Jennings found[1] that paramecia collect around a mass of bacteria, pushing and crowding one another in apparent effort to reach the food, and Binet,[2] in one of those delightful, imaginative flights in which even the scientific mind at times is wont to recreate, would have us believe that most, if not all of the higher intellectual processes, including choice and volition, form part of the mental life of micro-organisms. But we are clearly drawing inferences beyond our right if we assume that action here has any other cause than the necessity which selection has made the conditions of survival. These organisms must do certain things and do them always, under penalty of extinction, and perhaps this is the reason why these same paramecia begin to gather around innutritious substances quite as surely as around nutritious. The attraction which a dilute solution of carbon dioxide has for them would then, as Jennings has suggested, be due to the fact that this product of organic waste is found wherever paramecia assemble; therefore, as they gather more often than otherwise around food and natural selection demands that they lose no chance of finding nutriment, carbon dioxide becomes a blind call to food. Instinct is thus organic behavior originating in the necessity of adaptation and directed in its course through the exigencies of the environment by natural selection.
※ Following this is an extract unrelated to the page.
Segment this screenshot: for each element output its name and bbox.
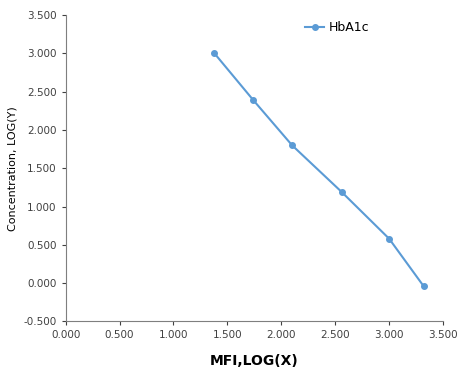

Whitman[3] has observed that our fresh-water salamander, Necturus, reacts to any object quietly introduced into the water, as though it were food. If so small an object as a needle, he says, be brought into contact with the surface of the water, Necturus instantly turns toward it. The reason is that the animal receives exactly the same stimuli from a foreign object that touches or passes through the water as it does from

  1. "Psychology of a Protozoan," Am. Jour, of Psychology, Vol. X., 1899, p. 503.
  2. Binet, "The Psychic Life of Micro-organisms," 1899, p. 61.
  3. "Biological Lectures from the Marine Laboratory at Woods Hole, Massachusetts," 1898, p. 303.